3.0 Image manipulation: DeepNude and artificial faces
Image and text content are often not categorised as deepfakes, although they can be generated with very similar technology. There is a simple reason for this: both images and texts can be manipulated so easily without requiring complex technology that the “benefit” (or harm, depending on the perspective) of doing so is much smaller than for manipulations of audio and video content. Furthermore, video recordings are much more effective than text and static images at triggering emotions such as fear, anger or hate.
Nevertheless, some examples of AI-based manipulated picture/text content have also attracted attention. As for videos, the primary purpose of image manipulation algorithms is to create fake pornographic content.
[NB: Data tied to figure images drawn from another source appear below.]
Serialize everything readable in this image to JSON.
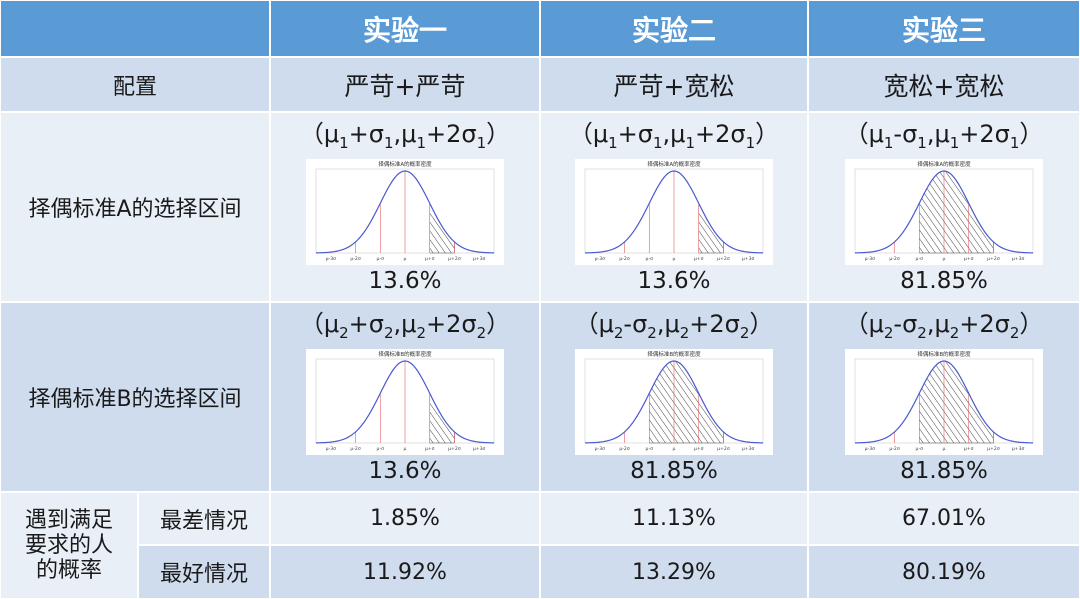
{
  "header": {
    "col1": "实验一",
    "col2": "实验二",
    "col3": "实验三"
  },
  "config": {
    "label": "配置",
    "col1": "严苛+严苛",
    "col2": "严苛+宽松",
    "col3": "宽松+宽松"
  },
  "criteria_a": {
    "label": "择偶标准A的选择区间",
    "plot_title": "择偶标准A的概率密度",
    "cols": [
      {
        "open": "（μ",
        "s1": "1",
        "op1": "+σ",
        "s2": "1",
        "mid": ",μ",
        "s3": "1",
        "op2": "+2σ",
        "s4": "1",
        "close": "）",
        "percent": "13.6%",
        "shade_from": 1,
        "shade_to": 2
      },
      {
        "open": "（μ",
        "s1": "1",
        "op1": "+σ",
        "s2": "1",
        "mid": ",μ",
        "s3": "1",
        "op2": "+2σ",
        "s4": "1",
        "close": "）",
        "percent": "13.6%",
        "shade_from": 1,
        "shade_to": 2
      },
      {
        "open": "（μ",
        "s1": "1",
        "op1": "-σ",
        "s2": "1",
        "mid": ",μ",
        "s3": "1",
        "op2": "+2σ",
        "s4": "1",
        "close": "）",
        "percent": "81.85%",
        "shade_from": -1,
        "shade_to": 2
      }
    ]
  },
  "criteria_b": {
    "label": "择偶标准B的选择区间",
    "plot_title": "择偶标准B的概率密度",
    "cols": [
      {
        "open": "（μ",
        "s1": "2",
        "op1": "+σ",
        "s2": "2",
        "mid": ",μ",
        "s3": "2",
        "op2": "+2σ",
        "s4": "2",
        "close": "）",
        "percent": "13.6%",
        "shade_from": 1,
        "shade_to": 2
      },
      {
        "open": "（μ",
        "s1": "2",
        "op1": "-σ",
        "s2": "2",
        "mid": ",μ",
        "s3": "2",
        "op2": "+2σ",
        "s4": "2",
        "close": "）",
        "percent": "81.85%",
        "shade_from": -1,
        "shade_to": 2
      },
      {
        "open": "（μ",
        "s1": "2",
        "op1": "-σ",
        "s2": "2",
        "mid": ",μ",
        "s3": "2",
        "op2": "+2σ",
        "s4": "2",
        "close": "）",
        "percent": "81.85%",
        "shade_from": -1,
        "shade_to": 2
      }
    ]
  },
  "axis_ticks": [
    "μ-3σ",
    "μ-2σ",
    "μ-σ",
    "μ",
    "μ+σ",
    "μ+2σ",
    "μ+3σ"
  ],
  "probability": {
    "label_line1": "遇到满足",
    "label_line2": "要求的人",
    "label_line3": "的概率",
    "worst": {
      "label": "最差情况",
      "col1": "1.85%",
      "col2": "11.13%",
      "col3": "67.01%"
    },
    "best": {
      "label": "最好情况",
      "col1": "11.92%",
      "col2": "13.29%",
      "col3": "80.19%"
    }
  },
  "colors": {
    "header_bg": "#5b9bd5",
    "row_dark": "#cfdcee",
    "row_light": "#e9eff7",
    "curve": "#4a5ad0",
    "marker": "#e06060"
  }
}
Applications like DeepNude can convert a bikini photo into a very realistic nude image in a matter of seconds.
Unsurprisingly, the app only works with women (any attempt to select a male image simply generates female genitalia). But this makes each and every woman a potential victim of “revenge porn”, even if no real naked pictures ever existed.
These neural networks are not restricted to the manipulation of images of real people. They can also “create” completely new people – or at least completely new faces.
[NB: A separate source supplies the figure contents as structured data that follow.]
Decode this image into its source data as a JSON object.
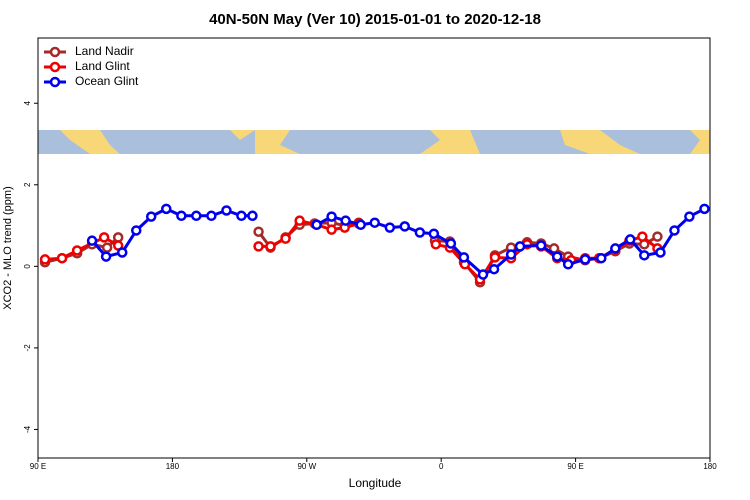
{
  "chart_data": {
    "type": "line",
    "title": "40N-50N May (Ver 10)   2015-01-01 to 2020-12-18",
    "x_label": "Longitude",
    "y_label": "XCO2 - MLO trend (ppm)",
    "xlim": [
      90,
      540
    ],
    "ylim": [
      -4.7,
      5.6
    ],
    "xticks": [
      {
        "value": 90,
        "label": "90 E"
      },
      {
        "value": 180,
        "label": "180"
      },
      {
        "value": 270,
        "label": "90 W"
      },
      {
        "value": 360,
        "label": "0"
      },
      {
        "value": 450,
        "label": "90 E"
      },
      {
        "value": 540,
        "label": "180"
      }
    ],
    "yticks": [
      -4,
      -2,
      0,
      2,
      4
    ],
    "legend": "top-left",
    "series": [
      {
        "name": "Land Nadir",
        "color": "#a52a2a",
        "x": [
          94.7,
          106.1,
          116.2,
          126.2,
          136.3,
          143.7,
          null,
          237.7,
          245.7,
          255.8,
          265.2,
          275.2,
          286.6,
          295.4,
          304.8,
          null,
          355.8,
          365.8,
          375.2,
          386,
          396,
          406.8,
          417.5,
          426.9,
          435.6,
          445,
          456.4,
          465.8,
          476.6,
          486,
          496,
          504.8
        ],
        "values": [
          0.1,
          0.2,
          0.32,
          0.54,
          0.46,
          0.71,
          null,
          0.85,
          0.46,
          0.71,
          1.02,
          1.05,
          1.07,
          1.0,
          1.07,
          null,
          0.63,
          0.61,
          0.1,
          -0.39,
          0.27,
          0.46,
          0.59,
          0.56,
          0.44,
          0.24,
          0.15,
          0.2,
          0.37,
          0.56,
          0.54,
          0.73
        ]
      },
      {
        "name": "Land Glint",
        "color": "#ee0000",
        "x": [
          94.7,
          106.1,
          116.2,
          134.3,
          143.7,
          null,
          237.7,
          245.7,
          255.8,
          265.2,
          276.6,
          286.6,
          295.4,
          304.8,
          null,
          356.4,
          365.8,
          375.9,
          386,
          396,
          406.8,
          417.5,
          426.9,
          437.7,
          447,
          456.4,
          465.8,
          476.6,
          486,
          494.7,
          504.8
        ],
        "values": [
          0.17,
          0.2,
          0.39,
          0.71,
          0.51,
          null,
          0.49,
          0.49,
          0.68,
          1.12,
          1.02,
          0.9,
          0.95,
          1.05,
          null,
          0.54,
          0.46,
          0.05,
          -0.32,
          0.22,
          0.2,
          0.54,
          0.49,
          0.2,
          0.15,
          0.2,
          0.2,
          0.41,
          0.63,
          0.73,
          0.44
        ]
      },
      {
        "name": "Ocean Glint",
        "color": "#0000ee",
        "x": [
          126.2,
          135.6,
          146.4,
          155.8,
          165.8,
          175.9,
          186,
          196,
          206.1,
          216.2,
          226.2,
          233.6,
          null,
          276.6,
          286.6,
          296,
          306.1,
          315.5,
          325.6,
          335.6,
          345.7,
          355.1,
          366.5,
          375.2,
          388,
          395.4,
          406.8,
          412.8,
          426.9,
          437.7,
          445,
          456.4,
          467.2,
          476.6,
          486.6,
          496,
          506.8,
          516.2,
          526.2,
          536.3
        ],
        "values": [
          0.63,
          0.24,
          0.34,
          0.88,
          1.22,
          1.41,
          1.24,
          1.24,
          1.24,
          1.37,
          1.24,
          1.24,
          null,
          1.02,
          1.22,
          1.12,
          1.02,
          1.07,
          0.95,
          0.98,
          0.83,
          0.8,
          0.56,
          0.22,
          -0.2,
          -0.07,
          0.29,
          0.49,
          0.51,
          0.24,
          0.05,
          0.17,
          0.2,
          0.44,
          0.66,
          0.27,
          0.34,
          0.88,
          1.22,
          1.41
        ]
      }
    ]
  }
}
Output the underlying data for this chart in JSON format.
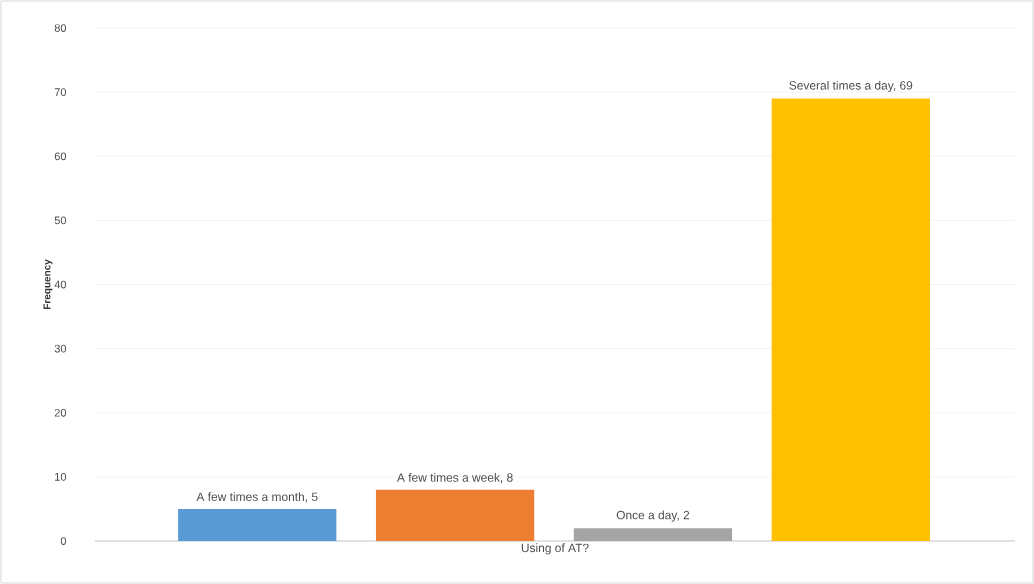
{
  "chart_data": {
    "type": "bar",
    "xlabel": "Using of AT?",
    "ylabel": "Frequency",
    "categories": [
      null,
      null,
      null,
      null
    ],
    "values": [
      5,
      8,
      2,
      69
    ],
    "colors": [
      "#5b9bd5",
      "#ed7d31",
      "#a5a5a5",
      "#ffc000"
    ],
    "value_labels": [
      "A few times a month, 5",
      "A few times a week, 8",
      "Once a day, 2",
      "Several times a day, 69"
    ],
    "ylim": [
      0,
      80
    ],
    "yticks": [
      0,
      10,
      20,
      30,
      40,
      50,
      60,
      70,
      80
    ],
    "grid": "y"
  }
}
The commercial applications of this technology are obvious: image databases can be populated more cost-efficiently using AI rather than real people. But this also means that creating fake social media profiles, for example with the purpose of spreading political content, becomes significantly easier.
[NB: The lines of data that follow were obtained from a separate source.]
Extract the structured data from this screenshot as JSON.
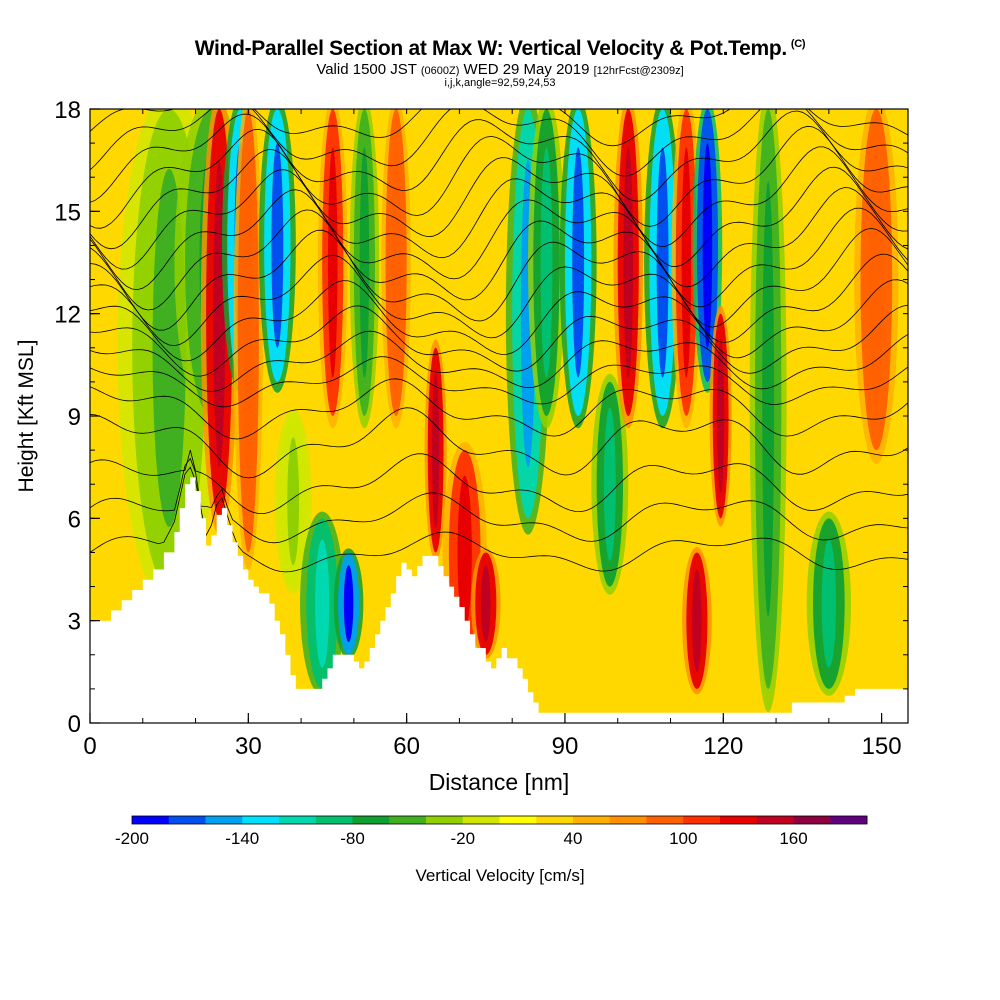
{
  "chart_data": {
    "type": "heatmap",
    "title": "Wind-Parallel Section at Max W: Vertical Velocity & Pot.Temp.",
    "title_mark": "(C)",
    "subtitle_valid": "Valid 1500 JST",
    "subtitle_zulu": "(0600Z)",
    "subtitle_date": "WED 29 May 2019",
    "subtitle_fcst": "[12hrFcst@2309z]",
    "subtitle_indices": "i,j,k,angle=92,59,24,53",
    "xlabel": "Distance [nm]",
    "ylabel": "Height [Kft MSL]",
    "xlim": [
      0,
      155
    ],
    "ylim": [
      0,
      18
    ],
    "x_ticks": [
      "0",
      "30",
      "60",
      "90",
      "120",
      "150"
    ],
    "x_tick_values": [
      0,
      30,
      60,
      90,
      120,
      150
    ],
    "y_ticks": [
      "0",
      "3",
      "6",
      "9",
      "12",
      "15",
      "18"
    ],
    "y_tick_values": [
      0,
      3,
      6,
      9,
      12,
      15,
      18
    ],
    "colorbar": {
      "label": "Vertical Velocity [cm/s]",
      "range": [
        -200,
        200
      ],
      "step": 20,
      "tick_labels": [
        "-200",
        "-140",
        "-80",
        "-20",
        "40",
        "100",
        "160"
      ],
      "tick_values": [
        -200,
        -140,
        -80,
        -20,
        40,
        100,
        160
      ],
      "colors": [
        "#0000ff",
        "#0050f0",
        "#00a0f0",
        "#00e0ff",
        "#00d8b0",
        "#00c070",
        "#10a030",
        "#40b020",
        "#90d000",
        "#d0e800",
        "#ffff00",
        "#ffd800",
        "#ffb000",
        "#ff9000",
        "#ff6000",
        "#ff3000",
        "#e80000",
        "#c00020",
        "#900040",
        "#600080"
      ]
    },
    "terrain_height_kft": [
      [
        0,
        3.0
      ],
      [
        4,
        3.3
      ],
      [
        6,
        3.6
      ],
      [
        8,
        3.9
      ],
      [
        10,
        4.2
      ],
      [
        12,
        4.5
      ],
      [
        14,
        5.0
      ],
      [
        16,
        5.6
      ],
      [
        17,
        6.3
      ],
      [
        18,
        7.0
      ],
      [
        19,
        7.2
      ],
      [
        20,
        6.8
      ],
      [
        21,
        6.0
      ],
      [
        22,
        5.2
      ],
      [
        23,
        5.5
      ],
      [
        24,
        6.1
      ],
      [
        25,
        6.3
      ],
      [
        26,
        5.8
      ],
      [
        27,
        5.3
      ],
      [
        28,
        4.9
      ],
      [
        29,
        4.5
      ],
      [
        30,
        4.2
      ],
      [
        31,
        4.0
      ],
      [
        32,
        3.8
      ],
      [
        34,
        3.5
      ],
      [
        35,
        3.0
      ],
      [
        36,
        2.6
      ],
      [
        37,
        2.0
      ],
      [
        38,
        1.4
      ],
      [
        39,
        1.0
      ],
      [
        42,
        1.0
      ],
      [
        44,
        1.3
      ],
      [
        45,
        1.6
      ],
      [
        46,
        2.0
      ],
      [
        49,
        2.0
      ],
      [
        50,
        1.8
      ],
      [
        51,
        1.6
      ],
      [
        52,
        1.8
      ],
      [
        53,
        2.2
      ],
      [
        54,
        2.6
      ],
      [
        55,
        3.0
      ],
      [
        56,
        3.4
      ],
      [
        57,
        3.8
      ],
      [
        58,
        4.3
      ],
      [
        59,
        4.7
      ],
      [
        60,
        4.5
      ],
      [
        61,
        4.3
      ],
      [
        62,
        4.6
      ],
      [
        63,
        4.9
      ],
      [
        65,
        4.9
      ],
      [
        66,
        4.6
      ],
      [
        67,
        4.3
      ],
      [
        68,
        4.0
      ],
      [
        69,
        3.7
      ],
      [
        70,
        3.4
      ],
      [
        71,
        3.0
      ],
      [
        72,
        2.6
      ],
      [
        73,
        2.2
      ],
      [
        75,
        1.8
      ],
      [
        76,
        1.6
      ],
      [
        77,
        1.9
      ],
      [
        78,
        2.2
      ],
      [
        79,
        1.9
      ],
      [
        81,
        1.6
      ],
      [
        82,
        1.3
      ],
      [
        83,
        0.9
      ],
      [
        84,
        0.6
      ],
      [
        85,
        0.3
      ],
      [
        132,
        0.3
      ],
      [
        133,
        0.6
      ],
      [
        140,
        0.6
      ],
      [
        143,
        0.8
      ],
      [
        145,
        1.0
      ],
      [
        155,
        1.0
      ]
    ],
    "velocity_bands": [
      {
        "x": 8,
        "w": 14,
        "h0": 4,
        "h1": 18,
        "value": -40
      },
      {
        "x": 18,
        "w": 10,
        "h0": 9,
        "h1": 18,
        "value": -60
      },
      {
        "x": 22,
        "w": 5,
        "h0": 6,
        "h1": 18,
        "value": 120
      },
      {
        "x": 26,
        "w": 5,
        "h0": 10,
        "h1": 18,
        "value": -140
      },
      {
        "x": 28,
        "w": 4,
        "h0": 5,
        "h1": 18,
        "value": 80
      },
      {
        "x": 33,
        "w": 5,
        "h0": 10,
        "h1": 18,
        "value": -140
      },
      {
        "x": 36,
        "w": 5,
        "h0": 4,
        "h1": 9,
        "value": -20
      },
      {
        "x": 41,
        "w": 6,
        "h0": 1,
        "h1": 6,
        "value": -100
      },
      {
        "x": 47,
        "w": 4,
        "h0": 2,
        "h1": 5,
        "value": -160
      },
      {
        "x": 44,
        "w": 4,
        "h0": 9,
        "h1": 18,
        "value": 100
      },
      {
        "x": 50,
        "w": 4,
        "h0": 9,
        "h1": 18,
        "value": -60
      },
      {
        "x": 56,
        "w": 4,
        "h0": 9,
        "h1": 18,
        "value": 80
      },
      {
        "x": 64,
        "w": 3,
        "h0": 5,
        "h1": 11,
        "value": 120
      },
      {
        "x": 68,
        "w": 6,
        "h0": 2,
        "h1": 8,
        "value": 100
      },
      {
        "x": 73,
        "w": 4,
        "h0": 2,
        "h1": 5,
        "value": 120
      },
      {
        "x": 80,
        "w": 6,
        "h0": 6,
        "h1": 18,
        "value": -120
      },
      {
        "x": 84,
        "w": 5,
        "h0": 9,
        "h1": 18,
        "value": -80
      },
      {
        "x": 90,
        "w": 5,
        "h0": 9,
        "h1": 18,
        "value": -140
      },
      {
        "x": 96,
        "w": 5,
        "h0": 4,
        "h1": 10,
        "value": -80
      },
      {
        "x": 100,
        "w": 4,
        "h0": 9,
        "h1": 18,
        "value": 120
      },
      {
        "x": 106,
        "w": 5,
        "h0": 9,
        "h1": 18,
        "value": -140
      },
      {
        "x": 111,
        "w": 4,
        "h0": 9,
        "h1": 18,
        "value": 100
      },
      {
        "x": 115,
        "w": 4,
        "h0": 10,
        "h1": 18,
        "value": -180
      },
      {
        "x": 113,
        "w": 4,
        "h0": 1,
        "h1": 5,
        "value": 120
      },
      {
        "x": 118,
        "w": 3,
        "h0": 6,
        "h1": 12,
        "value": 120
      },
      {
        "x": 126,
        "w": 5,
        "h0": 1,
        "h1": 18,
        "value": -60
      },
      {
        "x": 137,
        "w": 6,
        "h0": 1,
        "h1": 6,
        "value": -80
      },
      {
        "x": 146,
        "w": 6,
        "h0": 8,
        "h1": 18,
        "value": 80
      }
    ],
    "theta_contours": [
      {
        "base_kft": 5.0,
        "amp_kft": 0.4
      },
      {
        "base_kft": 6.0,
        "amp_kft": 0.5
      },
      {
        "base_kft": 7.0,
        "amp_kft": 0.6
      },
      {
        "base_kft": 8.2,
        "amp_kft": 0.7
      },
      {
        "base_kft": 9.2,
        "amp_kft": 0.6
      },
      {
        "base_kft": 10.0,
        "amp_kft": 0.5
      },
      {
        "base_kft": 10.6,
        "amp_kft": 0.6
      },
      {
        "base_kft": 11.2,
        "amp_kft": 0.7
      },
      {
        "base_kft": 11.8,
        "amp_kft": 0.8
      },
      {
        "base_kft": 12.4,
        "amp_kft": 0.9
      },
      {
        "base_kft": 13.0,
        "amp_kft": 1.0
      },
      {
        "base_kft": 13.6,
        "amp_kft": 1.0
      },
      {
        "base_kft": 14.2,
        "amp_kft": 1.0
      },
      {
        "base_kft": 14.8,
        "amp_kft": 1.0
      },
      {
        "base_kft": 15.4,
        "amp_kft": 1.0
      },
      {
        "base_kft": 16.0,
        "amp_kft": 1.0
      },
      {
        "base_kft": 16.6,
        "amp_kft": 0.9
      },
      {
        "base_kft": 17.2,
        "amp_kft": 0.8
      },
      {
        "base_kft": 17.8,
        "amp_kft": 0.6
      }
    ]
  }
}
There have also been suspected attempts of espionage with computer-generated profile pictures, for example the LinkedIn profile of one “Katie Jones”, an alleged researcher working at a US think tank.
Before expert analysis identified several visual anomalies suggesting that the image was synthetic, the profile successfully connected with 52 political figures in Washington, including a deputy assistant secretary of state, a senior adviser to a senator and a prominent economist.4)
The account was quickly removed by LinkedIn but is thought to have belonged to a network of phantom profiles, some of which may still exist, that could be used for phishing attacks.
4.0 AI-generated texts
The application described above can be implemented particularly effectively in combination with AI-driven text generation. Many people may already have heard of this possibility thanks to the GPT-2 text generator created by the research company OpenAI. Due to the potential for abuse, GPT-2 was originally considered too dangerous to be made available to the general public.5) The company later decided to publish GPT-2 in several stages, since its creators have so far been unable to find any clear evidence of misuse.6)
Even if there has not yet been misuse, the creators acknowledge that people would largely find the text generated by GPT-2 credible, that the generator could be fine-tuned to produce extremist content, and that identifying generated text would be challenging. With the “Talk to Transformer” application, anybody can try out GPT-2 for themselves.
Entering one or more sentences into the generator outputs a piece of text beginning with the submitted input. The results are often – but not always – surprisingly coherent. They strike the same tone as the input and simulate credibility by inventing experts, statistics and quotes.